A quand enfin un marqueur tumoral fiable pour le cancer de la prostate (cliniquement pertinent)?

Depuis un peu plus de 30 ans, nous connaissons l’antigène prostatique spécifique (PSA, à une sensibilité actuellement accrue), mais nous ne savons toujours pas si et quand nous devons proposer ce test de dépistage. Le test a aussi la réputation d’induire un surtraitement, et la plupart des lignes directrices spécialisées, qui paraissent quelque peu démunies, délèguent la décision aux médecins de famille, qui doivent discuter du test (et puis l’interpréter) avec le patient. Une étude de type «cluster randomized clinical trial» (voir explication à la fin, [encadré]) a évalué si un seul test du PSA, prescrit et/ou réalisé dans les cabinets de médecine de famille en Angleterre chez les hommes âgés de 50 à 69 ans, avait un effet sur la mortalité toutes causes confondues après 10 ans. Chez env. 190 000 hommes ayant fait l’objet d’un test de dépistage unique du PSA, la mortalité était tout aussi élevée par rapport aux près de 220 000 hommes non testés. Au cours de la période de suivi, un cancer de la prostate a été détecté chez 4,3% des hommes du groupe ayant passé un dépistage, contre seulement 3,6% de ceux du groupe contrôle (p <0,001). Toutefois, la plupart des diagnostics supplémentaires dans le groupe de dépistage concernaient des cancers de la prostate à faible risque (Gleason <6), pour lesquels la pertinence thérapeutique est douteuse, mais qui suscitent tout autant de préoccupations subjectives. Cette étude est compatible avec d’autres études qui ont été conduites aux Etats-Unis et en Europe chez près de 240 000 hommes au total et qui, il y a près de 10 ans déjà, n’étaient pas parvenues à résoudre la controverse autour du bénéfice du dépistage du PSA (unique) [2, 3] ou, pour être un peu plus direct, n’avaient pas trouvé de bénéfice convaincant.

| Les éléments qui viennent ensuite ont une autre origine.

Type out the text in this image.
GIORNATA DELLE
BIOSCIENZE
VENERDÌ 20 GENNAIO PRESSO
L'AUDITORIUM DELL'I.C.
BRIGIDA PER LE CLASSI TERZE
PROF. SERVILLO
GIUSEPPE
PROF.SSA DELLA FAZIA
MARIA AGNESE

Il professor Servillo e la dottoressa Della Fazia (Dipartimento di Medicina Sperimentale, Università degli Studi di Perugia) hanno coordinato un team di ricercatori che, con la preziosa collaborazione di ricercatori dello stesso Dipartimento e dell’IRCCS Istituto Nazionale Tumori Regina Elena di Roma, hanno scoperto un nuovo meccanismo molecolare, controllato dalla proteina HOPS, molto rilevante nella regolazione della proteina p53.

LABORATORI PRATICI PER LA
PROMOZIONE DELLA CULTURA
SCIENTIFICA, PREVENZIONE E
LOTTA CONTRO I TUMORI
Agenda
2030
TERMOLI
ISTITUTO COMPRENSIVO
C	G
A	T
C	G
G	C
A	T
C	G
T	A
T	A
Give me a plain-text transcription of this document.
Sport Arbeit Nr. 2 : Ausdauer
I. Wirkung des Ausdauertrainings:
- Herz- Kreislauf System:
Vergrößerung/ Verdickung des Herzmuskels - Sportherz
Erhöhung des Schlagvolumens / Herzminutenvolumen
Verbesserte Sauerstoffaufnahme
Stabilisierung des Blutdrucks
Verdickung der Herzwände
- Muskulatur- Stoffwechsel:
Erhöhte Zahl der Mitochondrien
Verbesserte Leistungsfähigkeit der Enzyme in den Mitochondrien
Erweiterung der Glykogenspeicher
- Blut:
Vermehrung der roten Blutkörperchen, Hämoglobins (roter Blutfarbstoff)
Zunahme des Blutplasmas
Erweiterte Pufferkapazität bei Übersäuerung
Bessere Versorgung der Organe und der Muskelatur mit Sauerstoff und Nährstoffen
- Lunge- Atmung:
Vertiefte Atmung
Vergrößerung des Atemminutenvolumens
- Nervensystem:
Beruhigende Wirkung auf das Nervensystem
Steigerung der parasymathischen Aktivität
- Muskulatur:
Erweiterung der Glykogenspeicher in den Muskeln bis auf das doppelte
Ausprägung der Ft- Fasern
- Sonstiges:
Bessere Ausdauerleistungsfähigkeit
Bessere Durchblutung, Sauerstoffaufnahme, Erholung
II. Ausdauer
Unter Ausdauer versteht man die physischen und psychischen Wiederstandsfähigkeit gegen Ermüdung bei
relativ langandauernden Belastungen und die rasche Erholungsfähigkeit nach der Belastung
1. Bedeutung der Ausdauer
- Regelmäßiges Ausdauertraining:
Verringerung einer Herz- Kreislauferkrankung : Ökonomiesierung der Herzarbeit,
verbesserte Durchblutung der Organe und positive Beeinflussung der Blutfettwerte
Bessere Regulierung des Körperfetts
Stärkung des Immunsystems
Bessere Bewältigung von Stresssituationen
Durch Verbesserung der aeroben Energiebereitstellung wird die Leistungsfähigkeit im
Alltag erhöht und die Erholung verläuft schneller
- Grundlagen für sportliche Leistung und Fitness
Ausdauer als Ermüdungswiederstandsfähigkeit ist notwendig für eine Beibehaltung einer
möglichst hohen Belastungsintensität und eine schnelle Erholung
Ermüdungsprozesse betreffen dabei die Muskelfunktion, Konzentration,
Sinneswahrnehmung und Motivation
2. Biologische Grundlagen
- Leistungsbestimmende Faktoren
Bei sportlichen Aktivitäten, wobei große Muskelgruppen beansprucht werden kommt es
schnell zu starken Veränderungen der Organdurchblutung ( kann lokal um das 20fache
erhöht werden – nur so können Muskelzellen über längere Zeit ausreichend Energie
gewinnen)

Qu’est-ce qu’une «cluster randomized clinical trial»?

Une étude clinique randomisée «normale» est typiquement réalisée dans des centres disposant de ­médecins spécialisés dans la maladie étudiée, en employant des critères d’inclusion stricts aboutissant à une homogénéité de la population de patients. Ces études forment la base de la plupart des lignes ­directrices reposant sur la «evidence based medicine». Il est reproché à ces études de surestimer le bénéfice, de sous-estimer les effets indésirables et d’être d’une représentativité douteuse pour tous les autres patients («real world experience»).
Dans une «cluster randomized clinical trial», ce ne sont pas des individus mais des groupes («clusters»), par ex. de cabinets de médecine de famille, centres de santé, etc. qui sont randomisés. Avec ce design d’étude, on espère que l’intervention évaluée pourra être utilisée par une population de patients beaucoup plus hétérogène (précisément de vie réelle). Les inconvénients sont entre autres que les individus au sein d’un «cluster» s’influencent, car ils se connaissent entre eux et connaissent également les ­médecins. Des calculs de correction sont également nécessaires dans la mesure où il a été constaté que les individus au sein d’un «cluster» X (par ex. cabinet de médecine de famille dans le Val d’Anniviers) présentaient, à de nombreux égards, plus de simili-tudes entre eux que par rapport aux individus d’un autre «cluster» Y (par ex. cabinet de médecine de famille de la Langstrasse à Zurich).
1 ​JAMA 2018, doi:10.1001/jama.2018.0154.